Some machines look impressive on screen. Exosapien’s mech looks unreal even in person.
Built in British Columbia, this towering, human-piloted exoskeleton feels like a real-life Transformer — not a concept render, not CGI, but a machine you can actually climb into and control with your body.
Known as Prosthesis, it’s widely recognized as the world’s largest human-controlled mech. And trying it is an experience that permanently recalibrates your sense of scale.
Piloting Exosapien isn’t like driving a vehicle — it’s more like becoming one. Your movements translate directly into massive mechanical limbs beneath you. Every step is deliberate. Every motion feels powerful, slightly intimidating, and completely unforgettable. We quickly realized that piloting the cockpit was far more challenging than it first appeared. What the creator made look effortless required intense coordination — the kind of disorientation you might imagine waking up one day with two extra arms and having to learn how to use them.

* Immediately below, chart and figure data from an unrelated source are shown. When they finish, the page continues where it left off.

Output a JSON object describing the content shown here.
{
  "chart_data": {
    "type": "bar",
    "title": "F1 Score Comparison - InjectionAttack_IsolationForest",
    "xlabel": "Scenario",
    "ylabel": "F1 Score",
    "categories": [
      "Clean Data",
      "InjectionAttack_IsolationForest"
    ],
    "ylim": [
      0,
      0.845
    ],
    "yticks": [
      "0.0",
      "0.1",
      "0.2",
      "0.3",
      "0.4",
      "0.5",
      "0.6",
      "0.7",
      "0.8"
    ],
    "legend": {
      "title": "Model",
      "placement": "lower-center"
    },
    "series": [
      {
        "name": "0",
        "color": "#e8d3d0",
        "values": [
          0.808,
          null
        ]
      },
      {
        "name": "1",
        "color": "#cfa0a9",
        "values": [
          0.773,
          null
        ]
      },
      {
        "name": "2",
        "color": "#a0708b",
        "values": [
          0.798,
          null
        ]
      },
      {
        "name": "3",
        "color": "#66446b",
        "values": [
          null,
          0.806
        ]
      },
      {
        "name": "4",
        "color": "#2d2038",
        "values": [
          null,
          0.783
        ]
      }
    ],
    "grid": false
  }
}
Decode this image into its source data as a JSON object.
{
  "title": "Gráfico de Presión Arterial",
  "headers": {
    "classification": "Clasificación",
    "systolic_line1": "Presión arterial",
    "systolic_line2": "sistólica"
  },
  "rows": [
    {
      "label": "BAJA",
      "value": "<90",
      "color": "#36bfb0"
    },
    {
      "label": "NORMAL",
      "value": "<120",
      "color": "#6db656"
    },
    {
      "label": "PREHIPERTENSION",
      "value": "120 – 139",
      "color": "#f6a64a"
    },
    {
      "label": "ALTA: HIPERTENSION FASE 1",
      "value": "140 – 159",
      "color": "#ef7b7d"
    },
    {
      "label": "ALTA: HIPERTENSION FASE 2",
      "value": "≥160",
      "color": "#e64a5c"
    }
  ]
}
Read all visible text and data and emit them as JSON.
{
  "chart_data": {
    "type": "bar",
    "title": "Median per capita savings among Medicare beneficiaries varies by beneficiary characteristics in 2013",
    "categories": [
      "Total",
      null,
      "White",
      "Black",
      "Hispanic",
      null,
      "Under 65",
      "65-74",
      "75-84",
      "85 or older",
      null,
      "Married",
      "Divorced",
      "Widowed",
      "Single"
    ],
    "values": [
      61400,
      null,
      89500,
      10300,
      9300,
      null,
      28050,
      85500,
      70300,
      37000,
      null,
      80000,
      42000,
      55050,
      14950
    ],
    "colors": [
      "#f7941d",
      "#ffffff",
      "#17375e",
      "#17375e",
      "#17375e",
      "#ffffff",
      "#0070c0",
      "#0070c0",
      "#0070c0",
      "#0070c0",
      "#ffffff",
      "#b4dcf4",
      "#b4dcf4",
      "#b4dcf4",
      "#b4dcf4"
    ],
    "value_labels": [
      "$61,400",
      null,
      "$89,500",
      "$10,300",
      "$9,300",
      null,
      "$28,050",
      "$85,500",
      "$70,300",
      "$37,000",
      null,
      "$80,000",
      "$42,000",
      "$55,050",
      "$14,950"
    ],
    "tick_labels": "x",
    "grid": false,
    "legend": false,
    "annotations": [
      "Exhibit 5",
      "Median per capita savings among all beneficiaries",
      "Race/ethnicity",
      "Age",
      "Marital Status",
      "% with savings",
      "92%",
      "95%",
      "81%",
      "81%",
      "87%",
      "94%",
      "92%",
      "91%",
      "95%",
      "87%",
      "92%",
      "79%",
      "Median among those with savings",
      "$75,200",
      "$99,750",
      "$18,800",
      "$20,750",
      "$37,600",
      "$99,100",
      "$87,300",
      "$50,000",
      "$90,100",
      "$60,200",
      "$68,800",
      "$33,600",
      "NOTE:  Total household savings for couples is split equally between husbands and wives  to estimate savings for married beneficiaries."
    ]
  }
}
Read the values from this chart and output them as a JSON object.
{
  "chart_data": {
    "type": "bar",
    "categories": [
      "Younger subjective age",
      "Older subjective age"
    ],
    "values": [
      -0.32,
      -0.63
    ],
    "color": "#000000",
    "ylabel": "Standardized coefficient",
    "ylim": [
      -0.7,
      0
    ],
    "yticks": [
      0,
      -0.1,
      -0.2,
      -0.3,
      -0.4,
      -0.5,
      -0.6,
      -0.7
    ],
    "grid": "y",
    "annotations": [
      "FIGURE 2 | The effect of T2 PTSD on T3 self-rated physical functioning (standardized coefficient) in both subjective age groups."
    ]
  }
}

It’s loud. It’s heavy. And it’s astonishingly human in how it responds. This isn’t automation — it’s amplification.
To help tell Exosapien’s story, we contributed assets designed to convey the sheer magnitude of the machine:
The goal was simple: make people feel what it’s like to experience the sheer strength and capabilities of this behemoth.
Exosapien began as an ambitious engineering challenge: could a person safely and intuitively control a multi-ton walking machine? Years of development, demos, and public trials later, the answer is clearly yes.
Rather than hiding behind closed doors, the team has consistently brought the mech into the real world — showcasing it at events, inviting pilots to try it, and slowly turning a sci-fi idea into something tangible.
One of the most exciting details for us personally is that Exosapien is based in the same province as our head office. Seeing a machine of this scale and ambition being built practically in our backyard makes the project feel even more special.
It’s not often that world-first technology feels this local.
Exosapien isn’t a future promise. It’s already walking. And whether you see it as the beginning of mech sports, industrial exoskeletons, or just one of the most ambitious machines ever built — it’s proof that some sci-fi ideas don’t stay fictional forever.